L’experte a rappelé que 85 % des communes tunisiennes sont exposées à des risques climatiques majeurs. Les ressources en eau ont déjà diminué de près de 28 %, et une part importante des zones côtières a été perdue. Elle a précisé que l’agriculture, qui représente 10 % du PIB, a subi une baisse de 12 % des cultures céréalières en 2025.
«Ces chiffres ne sont pas abstraits, a-t-elle averti, ils annoncent une augmentation du taux de pauvreté qui pourrait atteindre 22 %, d’ici 2030, si nous n’agissons pas. Les régions les plus touchées par le changement climatique sont aussi celles où la pauvreté, le chômage et l’exclusion financière sont les plus élevés. Autrement dit, c’est un cercle vicieux : le climat aggrave l’exclusion, et l’exclusion freine la capacité à s’adapter au climat. Notre réponse doit donc être intégrée, inclusive et stratégique».
L’inclusion financière n’est pas un luxe !
Mraihi a insisté sur le fait que «moins de 40 % des adultes tunisiens disposent d’un compte bancaire. Derrière ce chiffre, il y a des millions de personnes sans accès à l’épargne, au crédit ou à l’assurance. Ce sont elles qui subissent de plein fouet les sécheresses, les inondations ou les pertes de récoltes, sans outils pour se relever.
L’inclusion financière n’est pas un luxe, c’est un impératif pour la résilience de notre pays». Elle a également mis en lumière les fortes disparités régionales : «67 % des agences bancaires se concentrent dans le Grand Tunis et sur le littoral, alors que les régions intérieures les plus exposées aux sécheresses restent marginalisées.
Et parmi les exclus, les femmes : seules 20,7 % des femmes adultes ont un compte bancaire formel. Pourtant, elles jouent un rôle central dans l’agriculture et la gestion des ressources, souvent garantes de la survie du foyer. Inclure les femmes et les zones rurales, c’est investir dans la première ligne de défense face au changement climatique».
Sur le plan économique, Mraihi a rappelé que «la croissance est restée faible en 2025, à 2,1 %, avec une inflation persistante autour de 5 %. Chaque année, la sécheresse nous coûte plus de 500 millions de dinars dans le secteur agricole. C’est un cercle vicieux : faible croissance, vulnérabilité climatique, exclusion financière.

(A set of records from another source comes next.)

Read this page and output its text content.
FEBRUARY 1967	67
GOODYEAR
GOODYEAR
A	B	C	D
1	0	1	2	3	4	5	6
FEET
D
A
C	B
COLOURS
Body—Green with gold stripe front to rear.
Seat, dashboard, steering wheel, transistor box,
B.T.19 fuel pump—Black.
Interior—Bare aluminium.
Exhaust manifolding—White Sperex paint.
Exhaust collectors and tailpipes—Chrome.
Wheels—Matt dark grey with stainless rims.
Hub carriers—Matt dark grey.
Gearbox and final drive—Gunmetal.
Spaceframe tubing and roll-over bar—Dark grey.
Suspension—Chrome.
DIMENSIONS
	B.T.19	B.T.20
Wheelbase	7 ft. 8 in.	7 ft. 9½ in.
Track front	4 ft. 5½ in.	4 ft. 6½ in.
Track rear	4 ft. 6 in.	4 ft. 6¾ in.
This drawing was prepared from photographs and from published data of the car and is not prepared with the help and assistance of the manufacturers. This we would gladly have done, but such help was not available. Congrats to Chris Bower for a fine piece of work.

Nous devons le briser».
Elle a précisé que «sans inclusion financière, chaque choc climatique devient une crise sociale et budgétaire. L’équation est claire: moins d’inclusion, c’est plus de vulnérabilité». Pour elle, «inclusion et climat sont indissociables, deux faces d’une même médaille. Sans inclusion financière, la transition verte sera manquée.

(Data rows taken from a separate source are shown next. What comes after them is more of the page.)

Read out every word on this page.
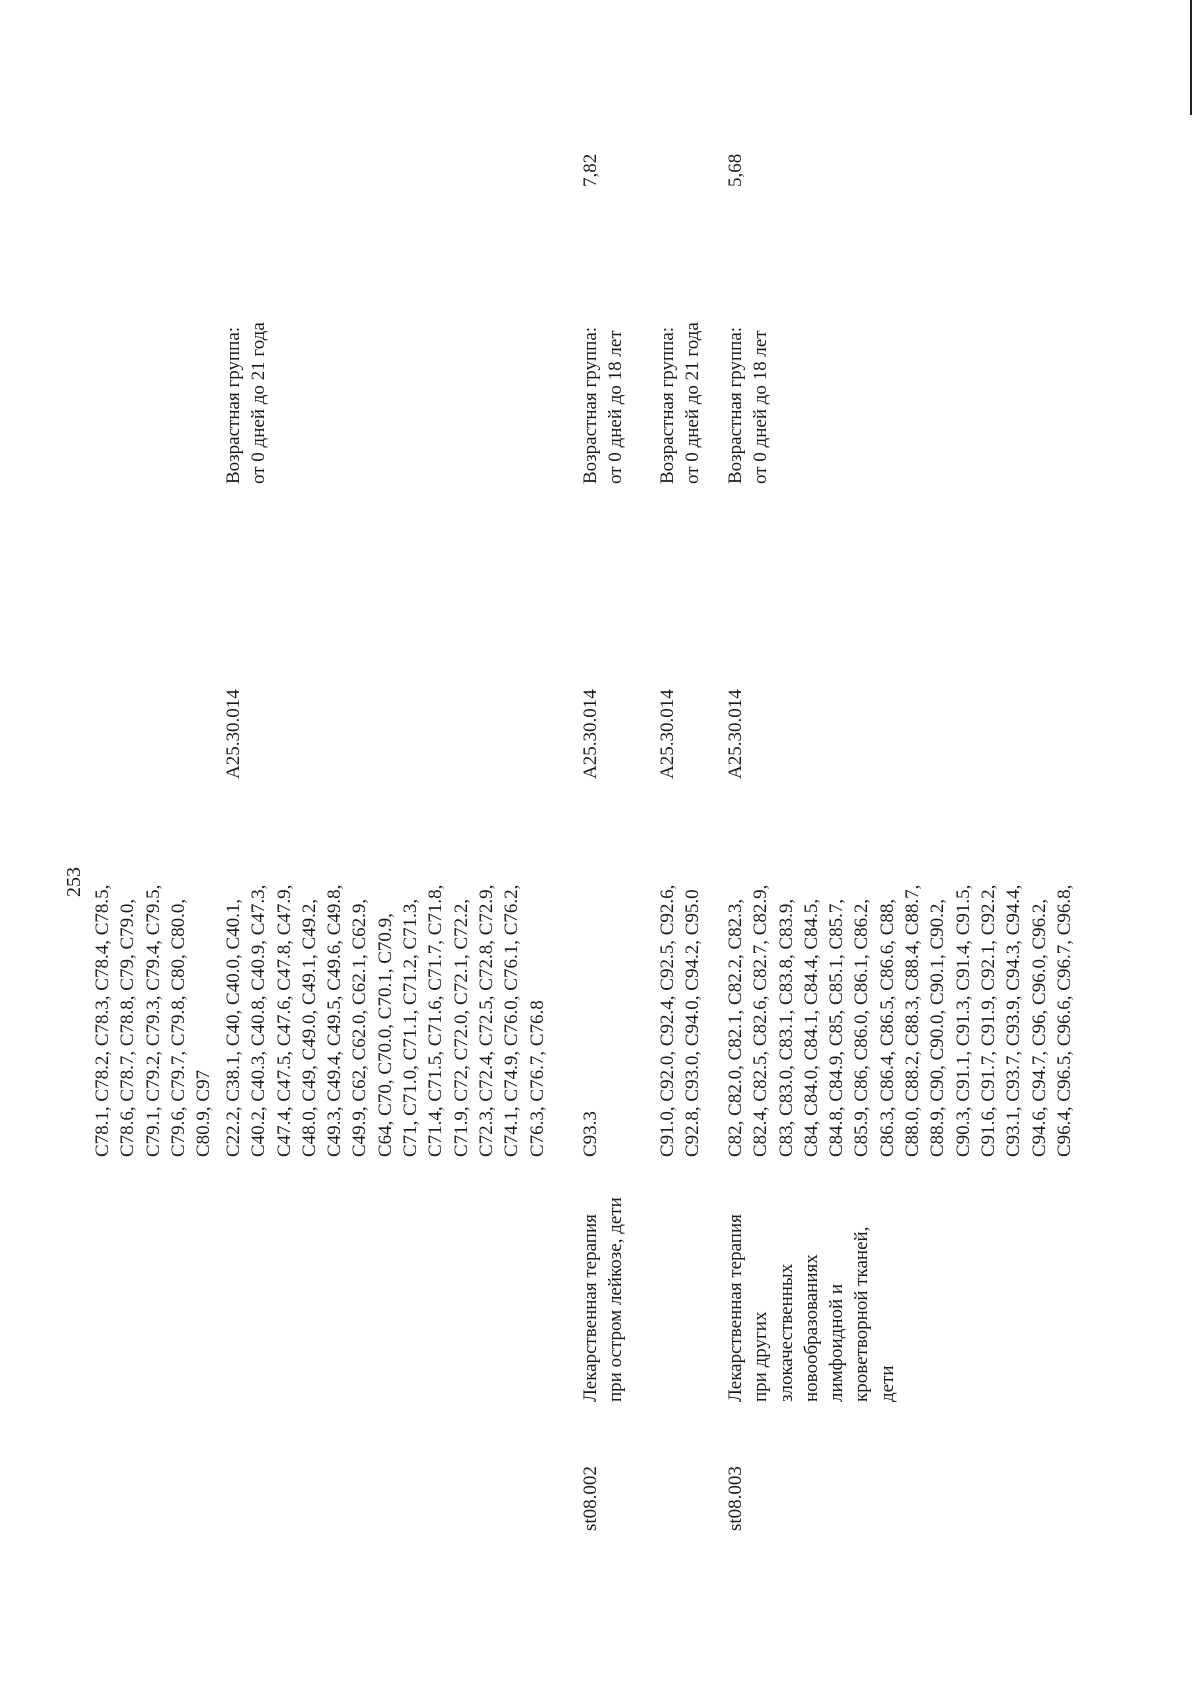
253
C78.1, C78.2, C78.3, C78.4, C78.5, C78.6, C78.7, C78.8, C79, C79.0, C79.1, C79.2, C79.3, C79.4, C79.5, C79.6, C79.7, C79.8, C80, C80.0, C80.9, C97 C22.2, C38.1, C40, C40.0, C40.1, C40.2, C40.3, C40.8, C40.9, C47.3, C47.4, C47.5, C47.6, C47.8, C47.9, C48.0, C49, C49.0, C49.1, C49.2, C49.3, C49.4, C49.5, C49.6, C49.8, C49.9, C62, C62.0, C62.1, C62.9, C64, C70, C70.0, C70.1, C70.9, C71, C71.0, C71.1, C71.2, C71.3, C71.4, C71.5, C71.6, C71.7, C71.8, C71.9, C72, C72.0, C72.1, C72.2, C72.3, C72.4, C72.5, C72.8, C72.9, C74.1, C74.9, C76.0, C76.1, C76.2, C76.3, C76.7, C76.8
A25.30.014
Возрастная группа: от 0 дней до 21 года
st08.002
Лекарственная терапия при остром лейкозе, дети
C93.3
A25.30.014
Возрастная группа: от 0 дней до 18 лет
7,82
C91.0, C92.0, C92.4, C92.5, C92.6, C92.8, C93.0, C94.0, C94.2, C95.0
A25.30.014
Возрастная группа: от 0 дней до 21 года
st08.003
Лекарственная терапия при других злокачественных новообразованиях лимфоидной и кроветворной тканей, дети
C82, C82.0, C82.1, C82.2, C82.3, C82.4, C82.5, C82.6, C82.7, C82.9, C83, C83.0, C83.1, C83.8, C83.9, C84, C84.0, C84.1, C84.4, C84.5, C84.8, C84.9, C85, C85.1, C85.7, C85.9, C86, C86.0, C86.1, C86.2, C86.3, C86.4, C86.5, C86.6, C88, C88.0, C88.2, C88.3, C88.4, C88.7, C88.9, C90, C90.0, C90.1, C90.2, C90.3, C91.1, C91.3, C91.4, C91.5, C91.6, C91.7, C91.9, C92.1, C92.2, C93.1, C93.7, C93.9, C94.3, C94.4, C94.6, C94.7, C96, C96.0, C96.2, C96.4, C96.5, C96.6, C96.7, C96.8,
A25.30.014
Возрастная группа: от 0 дней до 18 лет
5,68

L’inclusion donne aux ménages et aux PME les moyens d’investir dans l’adaptation, tandis que la finance climatique canalise les ressources vers ces acteurs pour accélérer la transition. Cette vulnérabilité peut devenir un moteur d’innovation, vecteur de prospérité partagée et durable».
Ces freins qui persistent
L’experte a estimé que «la bonne nouvelle, c’est que 90 % des Tunisiens ont accès à un téléphone mobile et que les transactions électroniques ont augmenté de 26 % en 2025. Les portefeuilles digitaux peuvent devenir la porte d’entrée pour bancariser les zones rurales et distribuer des assurances climatiques.

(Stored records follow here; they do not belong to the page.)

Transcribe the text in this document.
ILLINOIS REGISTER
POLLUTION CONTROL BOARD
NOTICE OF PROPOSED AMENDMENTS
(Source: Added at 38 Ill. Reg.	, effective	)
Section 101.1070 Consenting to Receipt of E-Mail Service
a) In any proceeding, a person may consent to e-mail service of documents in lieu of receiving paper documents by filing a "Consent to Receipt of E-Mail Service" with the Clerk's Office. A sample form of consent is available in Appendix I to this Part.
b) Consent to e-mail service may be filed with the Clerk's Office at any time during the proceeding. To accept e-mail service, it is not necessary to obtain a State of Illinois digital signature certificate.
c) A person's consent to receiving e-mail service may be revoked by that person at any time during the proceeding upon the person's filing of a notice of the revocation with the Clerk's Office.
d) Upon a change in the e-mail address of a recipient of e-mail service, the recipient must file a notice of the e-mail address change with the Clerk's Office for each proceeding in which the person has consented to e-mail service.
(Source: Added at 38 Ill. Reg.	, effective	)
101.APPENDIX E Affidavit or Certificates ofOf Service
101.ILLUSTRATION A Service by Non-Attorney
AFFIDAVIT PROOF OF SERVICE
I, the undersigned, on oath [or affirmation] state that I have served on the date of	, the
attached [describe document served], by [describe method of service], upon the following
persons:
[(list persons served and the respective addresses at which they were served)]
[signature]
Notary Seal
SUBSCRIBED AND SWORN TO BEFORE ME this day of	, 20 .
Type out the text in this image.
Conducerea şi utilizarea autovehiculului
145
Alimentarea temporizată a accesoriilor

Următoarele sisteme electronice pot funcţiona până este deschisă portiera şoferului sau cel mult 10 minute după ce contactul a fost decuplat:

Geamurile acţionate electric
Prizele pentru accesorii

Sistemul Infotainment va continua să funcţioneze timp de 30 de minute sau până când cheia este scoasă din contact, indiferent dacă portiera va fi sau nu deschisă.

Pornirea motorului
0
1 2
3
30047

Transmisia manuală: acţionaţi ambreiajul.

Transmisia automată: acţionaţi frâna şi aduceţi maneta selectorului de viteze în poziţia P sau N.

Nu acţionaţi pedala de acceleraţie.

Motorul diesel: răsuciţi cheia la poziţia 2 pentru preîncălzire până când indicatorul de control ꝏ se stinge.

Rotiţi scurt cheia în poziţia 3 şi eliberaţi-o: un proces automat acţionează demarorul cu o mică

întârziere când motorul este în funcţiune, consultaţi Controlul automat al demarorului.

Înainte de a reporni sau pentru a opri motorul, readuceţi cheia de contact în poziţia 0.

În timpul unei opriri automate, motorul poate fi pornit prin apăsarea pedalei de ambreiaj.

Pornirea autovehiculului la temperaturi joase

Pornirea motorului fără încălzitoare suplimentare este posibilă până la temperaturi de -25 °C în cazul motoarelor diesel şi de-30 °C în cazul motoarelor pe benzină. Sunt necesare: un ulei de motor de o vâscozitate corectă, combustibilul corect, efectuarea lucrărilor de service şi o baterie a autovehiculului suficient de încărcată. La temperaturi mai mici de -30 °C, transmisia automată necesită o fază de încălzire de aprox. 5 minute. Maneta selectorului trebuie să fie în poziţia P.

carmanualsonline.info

La technologie transforme le risque en opportunité». Elle a précisé que « pour atteindre ses objectifs climatiques, la Tunisie a besoin d’environ 1,7 milliard USD par an, alors qu’elle n’en couvre actuellement que 48 %. L’inclusion financière peut aider à combler ce déficit en mobilisant l’épargne locale et en créant des produits verts accessibles à tous».
Mraihi a insisté : «Il est crucial d’identifier les secteurs clés où investir : agriculture résiliente, gestion de l’eau, énergie verte, infrastructures durables. Ces investissements sont essentiels pour bâtir une croissance inclusive et résiliente». Elle a ajouté que plusieurs freins persistent : produits financiers inadaptés, perception élevée du risque de crédit, coordination insuffisante entre bailleurs et compétences ESG limitées.
«Surmonter ces obstacles est essentiel pour transformer les financements en impacts concrets sur le terrain». Enfin, elle a plaidé pour la création d’un Fonds de garantie climatique national, couvrant jusqu’à 70 % du risque sur les prêts verts. Ce dernier servira également pour le cofinancement public-privé et la mobilisation de l’épargne locale via des obligations vertes.
Elle conclut : «Au-delà des chiffres, il s’agit de changer la vie des gens : 670.000 bénéficiaires, des femmes autonomes, des communautés résilientes. Investir aujourd’hui, c’est assurer un avenir plus sûr et inclusif pour la Tunisie».